Despite concerns about health insurance costs, only 2 percent of U.S. employers say they're "very likely" to stop offering health plans to employees in 2014 when health insurance exchanges are operating, according to a new survey by Mercer, a human resource consulting firm.
Another 6 percent say they're "likely" to do so--about the same as a year ago. Almost 900 employers participated in the new survey, conducted in June.
Employers are already feeling effects of the Affordable Care Act, reporting an average 2 percent rise in group health plan enrollment. The increase is due to the health reform law's requirement that employer-sponosred plans extend eligibility for dependent coverage to workers' children up to age 26.
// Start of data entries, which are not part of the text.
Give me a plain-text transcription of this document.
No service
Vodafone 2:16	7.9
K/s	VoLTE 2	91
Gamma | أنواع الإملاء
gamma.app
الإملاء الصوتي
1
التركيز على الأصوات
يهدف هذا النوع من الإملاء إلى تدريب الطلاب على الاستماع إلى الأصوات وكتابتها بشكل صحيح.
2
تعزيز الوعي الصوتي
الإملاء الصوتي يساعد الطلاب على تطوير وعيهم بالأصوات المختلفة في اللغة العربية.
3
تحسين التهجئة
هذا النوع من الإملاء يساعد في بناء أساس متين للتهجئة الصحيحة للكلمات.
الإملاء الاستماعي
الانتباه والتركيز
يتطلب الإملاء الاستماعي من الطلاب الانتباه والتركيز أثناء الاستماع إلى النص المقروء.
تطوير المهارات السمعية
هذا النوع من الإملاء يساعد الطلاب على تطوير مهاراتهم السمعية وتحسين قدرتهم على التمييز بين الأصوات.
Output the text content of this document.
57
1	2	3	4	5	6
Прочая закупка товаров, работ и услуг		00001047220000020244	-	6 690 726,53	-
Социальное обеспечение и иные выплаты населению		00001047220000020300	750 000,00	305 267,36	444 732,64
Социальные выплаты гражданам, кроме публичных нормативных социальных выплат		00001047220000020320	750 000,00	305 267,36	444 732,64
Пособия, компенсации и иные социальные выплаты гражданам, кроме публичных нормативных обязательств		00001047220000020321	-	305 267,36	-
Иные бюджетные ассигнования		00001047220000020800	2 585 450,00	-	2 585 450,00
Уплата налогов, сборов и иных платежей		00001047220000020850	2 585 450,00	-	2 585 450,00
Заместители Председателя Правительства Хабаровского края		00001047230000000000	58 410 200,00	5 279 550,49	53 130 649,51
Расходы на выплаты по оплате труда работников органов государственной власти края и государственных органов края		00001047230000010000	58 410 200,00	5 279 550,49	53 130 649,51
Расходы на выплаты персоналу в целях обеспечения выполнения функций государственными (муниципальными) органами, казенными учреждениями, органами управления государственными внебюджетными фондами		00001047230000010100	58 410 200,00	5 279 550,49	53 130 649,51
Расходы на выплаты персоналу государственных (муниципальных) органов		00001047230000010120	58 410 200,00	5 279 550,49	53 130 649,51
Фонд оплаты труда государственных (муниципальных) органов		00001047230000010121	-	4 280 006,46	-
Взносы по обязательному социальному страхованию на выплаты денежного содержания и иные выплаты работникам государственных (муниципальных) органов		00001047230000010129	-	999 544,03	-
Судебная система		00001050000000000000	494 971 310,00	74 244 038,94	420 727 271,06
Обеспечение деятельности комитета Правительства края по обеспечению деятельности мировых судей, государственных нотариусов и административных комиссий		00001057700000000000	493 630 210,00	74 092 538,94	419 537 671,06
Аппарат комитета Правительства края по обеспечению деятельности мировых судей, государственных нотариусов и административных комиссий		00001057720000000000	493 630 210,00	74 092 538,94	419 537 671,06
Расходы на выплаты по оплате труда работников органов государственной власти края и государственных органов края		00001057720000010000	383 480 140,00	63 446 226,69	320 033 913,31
Employers expect enrollment to grow by another 2 percent in 2014 when they will be required to automatically enroll newly hired or newly eligible full-time employees into a health insurance plan.
Some employers, 38 percent, say they're likely to reduce their spending on dependent coverage in relation to employee-only coverage.
"Employers have already been facing average increases in per-employee health benefit cost of about 6 percent annually for the past six years," said Tracy Watts, a consultant in Mercer's Washington, D.C., office, in a statement. "Adding enrollment growth on top of that puts a real strain on their budgets."
A tax on high-cost employer-sponsored health plans, which is slated to take effect in 2018, remains employers' No. 1 concern, according to the survey. The tax is based on total cost to cover an individual or family, so employers can't escape it simply by shifting costs to employees. Most employers say they are likely or very likely to address long-term costs by adding or strengthening programs to promote health-conscious behavior. More than a quarter of respondents, 29 percent, say they're likely to carve out dental and vision and offer those as voluntary benefits.